Seltsam die Frage: Warum schreibe ich? Keine Wahl gibt es dafür. Ich schreibe und in mir löst sich etwas auf in Worte, Sätze, rinnt heraus, steht auf dem Papier.
Es drängt und ich werde unmutig, voll Trauer oder Ungeduld, hart. Mich schmerzt der Rücken und wie ein grauer, staubiger Sack legt sich Alltag um mich. Ich leide die Welt – tue viel, organisiere, unterrichte, bin geschäftig und drücke die Tasten des Telefons. Wie ein Raubvogel sitzt es mir in der Brust, zernagt mir Herz und Leber.
Ein Papier, ein kleines Stückchen, ein reiner, weißer Bogen – und die Worte fließen, stocken, verbergen sich, spazieren heraus wie kleine Herren aus ihren Verstecken.

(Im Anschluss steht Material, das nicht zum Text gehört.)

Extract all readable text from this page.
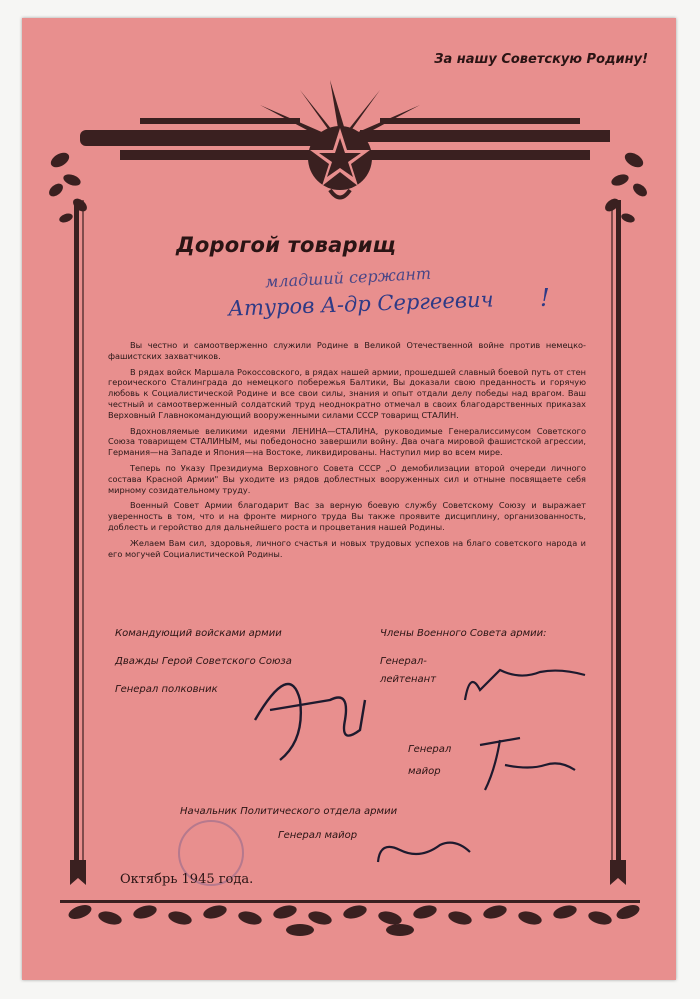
За нашу Советскую Родину!
Дорогой товарищ
младший сержант
Атуров А-др Сергеевич !

Вы честно и самоотверженно служили Родине в Великой Отечественной войне против немецко-фашистских захватчиков.

В рядах войск Маршала Рокоссовского, в рядах нашей армии, прошедшей славный боевой путь от стен героического Сталинграда до немецкого побережья Балтики, Вы доказали свою преданность и горячую любовь к Социалистической Родине и все свои силы, знания и опыт отдали делу победы над врагом. Ваш честный и самоотверженный солдатский труд неоднократно отмечал в своих благодарственных приказах Верховный Главнокомандующий вооруженными силами СССР товарищ СТАЛИН.

Вдохновляемые великими идеями ЛЕНИНА—СТАЛИНА, руководимые Генералиссимусом Советского Союза товарищем СТАЛИНЫМ, мы победоносно завершили войну. Два очага мировой фашистской агрессии, Германия—на Западе и Япония—на Востоке, ликвидированы. Наступил мир во всем мире.

Теперь по Указу Президиума Верховного Совета СССР „О демобилизации второй очереди личного состава Красной Армии" Вы уходите из рядов доблестных вооруженных сил и отныне посвящаете себя мирному созидательному труду.

Военный Совет Армии благодарит Вас за верную боевую службу Советскому Союзу и выражает уверенность в том, что и на фронте мирного труда Вы также проявите дисциплину, организованность, доблесть и геройство для дальнейшего роста и процветания нашей Родины.

Желаем Вам сил, здоровья, личного счастья и новых трудовых успехов на благо советского народа и его могучей Социалистической Родины.

Командующий войсками армии
Дважды Герой Советского Союза
Генерал полковник
Члены Военного Совета армии:
Генерал-
лейтенант
Генерал
майор
Начальник Политического отдела армии
Генерал майор
Октябрь 1945 года.
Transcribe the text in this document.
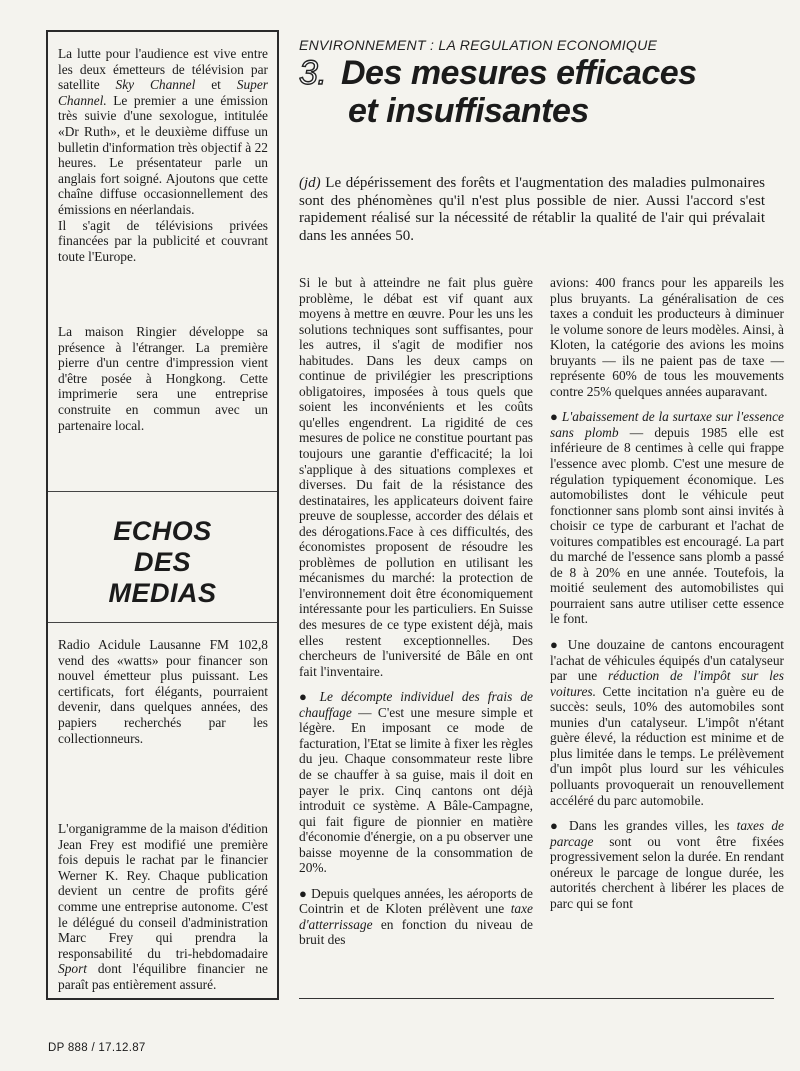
La lutte pour l'audience est vive entre les deux émetteurs de télévision par satellite Sky Channel et Super Channel. Le premier a une émission très suivie d'une sexologue, intitulée «Dr Ruth», et le deuxième diffuse un bulletin d'information très objectif à 22 heures. Le présentateur parle un anglais fort soigné. Ajoutons que cette chaîne diffuse occasionnellement des émissions en néerlandais.

Il s'agit de télévisions privées financées par la publicité et couvrant toute l'Europe.

La maison Ringier développe sa présence à l'étranger. La première pierre d'un centre d'impression vient d'être posée à Hongkong. Cette imprimerie sera une entreprise construite en commun avec un partenaire local.

ECHOS
DES
MEDIAS

Radio Acidule Lausanne FM 102,8 vend des «watts» pour financer son nouvel émetteur plus puissant. Les certificats, fort élégants, pourraient devenir, dans quelques années, des papiers recherchés par les collectionneurs.

L'organigramme de la maison d'édition Jean Frey est modifié une première fois depuis le rachat par le financier Werner K. Rey. Chaque publication devient un centre de profits géré comme une entreprise autonome. C'est le délégué du conseil d'administration Marc Frey qui prendra la responsabilité du tri-hebdomadaire Sport dont l'équilibre financier ne paraît pas entièrement assuré.

ENVIRONNEMENT : LA REGULATION ECONOMIQUE
3. Des mesures efficaces
et insuffisantes
(jd) Le dépérissement des forêts et l'augmentation des maladies pulmonaires sont des phénomènes qu'il n'est plus possible de nier. Aussi l'accord s'est rapidement réalisé sur la nécessité de rétablir la qualité de l'air qui prévalait dans les années 50.

Si le but à atteindre ne fait plus guère problème, le débat est vif quant aux moyens à mettre en œuvre. Pour les uns les solutions techniques sont suffisantes, pour les autres, il s'agit de modifier nos habitudes. Dans les deux camps on continue de privilégier les prescriptions obligatoires, imposées à tous quels que soient les inconvénients et les coûts qu'elles engendrent. La rigidité de ces mesures de police ne constitue pourtant pas toujours une garantie d'efficacité; la loi s'applique à des situations complexes et diverses. Du fait de la résistance des destinataires, les applicateurs doivent faire preuve de souplesse, accorder des délais et des dérogations.Face à ces difficultés, des économistes proposent de résoudre les problèmes de pollution en utilisant les mécanismes du marché: la protection de l'environnement doit être économiquement intéressante pour les particuliers. En Suisse des mesures de ce type existent déjà, mais elles restent exceptionnelles. Des chercheurs de l'université de Bâle en ont fait l'inventaire.

● Le décompte individuel des frais de chauffage — C'est une mesure simple et légère. En imposant ce mode de facturation, l'Etat se limite à fixer les règles du jeu. Chaque consommateur reste libre de se chauffer à sa guise, mais il doit en payer le prix. Cinq cantons ont déjà introduit ce système. A Bâle-Campagne, qui fait figure de pionnier en matière d'économie d'énergie, on a pu observer une baisse moyenne de la consommation de 20%.

● Depuis quelques années, les aéroports de Cointrin et de Kloten prélèvent une taxe d'atterrissage en fonction du niveau de bruit des

avions: 400 francs pour les appareils les plus bruyants. La généralisation de ces taxes a conduit les producteurs à diminuer le volume sonore de leurs modèles. Ainsi, à Kloten, la catégorie des avions les moins bruyants — ils ne paient pas de taxe — représente 60% de tous les mouvements contre 25% quelques années auparavant.

● L'abaissement de la surtaxe sur l'essence sans plomb — depuis 1985 elle est inférieure de 8 centimes à celle qui frappe l'essence avec plomb. C'est une mesure de régulation typiquement économique. Les automobilistes dont le véhicule peut fonctionner sans plomb sont ainsi invités à choisir ce type de carburant et l'achat de voitures compatibles est encouragé. La part du marché de l'essence sans plomb a passé de 8 à 20% en une année. Toutefois, la moitié seulement des automobilistes qui pourraient sans autre utiliser cette essence le font.

● Une douzaine de cantons encouragent l'achat de véhicules équipés d'un catalyseur par une réduction de l'impôt sur les voitures. Cette incitation n'a guère eu de succès: seuls, 10% des automobiles sont munies d'un catalyseur. L'impôt n'étant guère élevé, la réduction est minime et de plus limitée dans le temps. Le prélèvement d'un impôt plus lourd sur les véhicules polluants provoquerait un renouvellement accéléré du parc automobile.

● Dans les grandes villes, les taxes de parcage sont ou vont être fixées progressivement selon la durée. En rendant onéreux le parcage de longue durée, les autorités cherchent à libérer les places de parc qui se font

DP 888 / 17.12.87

Mein gequältes Seelchen vergisst sich, schlüpft hinein in Laute, in Klänge und Bilder. Der Stift ist so langsam, das Papier so glatt – immer wieder saugt es sie an, die Worte, die geheimnisvoll aus der Tintenspitze geboren werden.
„Tu es nicht!“ rufe ich mir selbst zu, angstvoll, den Strom nicht zu unterbrechen. Doch dann siegt Orpheus und ich blicke zurück, lese, was da steht.
Blutrote Scham drückt sich in meine Wange. Wo ist der Zauber der Klänge, die mein inneres Ohr erlauschte, wo die Farben der Bilder, der wunderbare Flug der Poesie? Kalt und fremd stehen sie da, die Worte, wie erfrorene Säuglinge. Ihre eigenartige Schönheit rührt mich. Doch ich finde den warmen Duft ihrer Nähe nicht mehr. Ausgehaucht aufs Papier atmen sie den süßen Geruch gleichgültiger Leichname.
Nein, Schreiben ist keine Freude. Es ist ein Sterben in die Worte, hundert-, tausendfach, ein ekstatisches Martyrium.